Kaseya VSA – Basics Policies Part I

This video covers the different functions within the VSA Policy management module. This is part 1 of a two-part series on policy basics. View the step-by-step to follow along.


  1. I would like to go over the basics of policy management in the VSA policies are very important when it comes to applying VSA settings across your organization.
  2. In our VSA basics series so far you've learned how to manage agents, create views, custom fields, and agent procedures. With policies we'll be combining a lot of those concepts together to show you how we can automate these settings across your many organizations, this will be a two-part series.
  3. Today we will be specifically focusing on the overall functionality of the policy management module we'll briefly discuss all of the functions within the module and how they work together.
  4. The first function to discuss is summary, the overview page is a static guide on the various components of the policy management module I recommend looking over this after the video.
  5. The next page in the summary function is the dashboard this can show at a glance compliance information on your environment including upcoming policy events and agent and policy status.
  6. The logs page will show records on policy run modifications including the date, time, policy name, and user.

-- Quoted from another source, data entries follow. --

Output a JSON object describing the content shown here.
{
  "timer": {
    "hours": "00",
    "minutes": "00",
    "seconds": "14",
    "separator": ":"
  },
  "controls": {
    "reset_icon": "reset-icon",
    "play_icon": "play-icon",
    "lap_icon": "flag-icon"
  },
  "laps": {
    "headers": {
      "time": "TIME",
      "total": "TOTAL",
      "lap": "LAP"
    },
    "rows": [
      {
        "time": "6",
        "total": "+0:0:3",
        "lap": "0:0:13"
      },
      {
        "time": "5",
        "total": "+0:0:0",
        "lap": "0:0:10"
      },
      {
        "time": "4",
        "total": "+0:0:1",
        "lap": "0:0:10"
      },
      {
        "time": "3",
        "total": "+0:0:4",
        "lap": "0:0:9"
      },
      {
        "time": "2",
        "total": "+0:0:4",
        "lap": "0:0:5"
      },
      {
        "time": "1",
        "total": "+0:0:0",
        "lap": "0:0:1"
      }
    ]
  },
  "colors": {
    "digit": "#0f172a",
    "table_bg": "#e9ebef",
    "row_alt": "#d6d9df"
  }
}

The policy matrix shows every policy currently assigned per machine in your environment by policy object you can filter and sort this view similar to other pages within the VSA.
  7. The next function to discuss is the configure function the policies page is where you'll create and design your policies which we will discuss in the next video.
  8. The settings page allows you to set your global deployment policy interval and compliance check the deployment interval is how often new policies get pushed to your qualified endpoints and the compliance checks make sure that the endpoints that have policies applied are applied properly in the correct order with nothing overwritten.
  9. Finally, we have the assignment function the first page here organizations and machine groups is where you can apply policies to specific groups in your environment.
  10. For example, we can drag a folder of policies over to a subgroup and then the policies in that folder will apply to that group. It's important to note here that policies apply top down in this list meaning if that if two policies that have conflicting rules, the policy closest to the top of the list will take precedence over the ones below it.
  11. Next is the machine page this is where you can check the policy statuses easily on individual agents this is helpful in troubleshooting why policies aren't behaving as you would expect sometimes.
  12. The west pane here is a list of agents here you can scroll, hover over the scroll icon here to get a detailed list of policy object status details and machine effective policy settings.
  13. The machine effective policy settings is basically a summary of all of the settings that the policy is controlling or policies are controlling on that agent.
  14. Policy object details shows us the policies and how they are assigned.
  15. I want to take a quick moment here and explain why the policy object details screen is so important.
  16. Policies in the VSA are controlled by precedents. I like to remember this by thinking of it as a small to big precedence. Policies applied directly to a machine, overriding policies with conflicting rules applied to a group of machines, and then moving upwards policy applied to that group overrides policies applied to an entire organization and then of course we have the global org which is overridden by everything underneath it. It's very important to remember as you're designing your policy layout in your environment.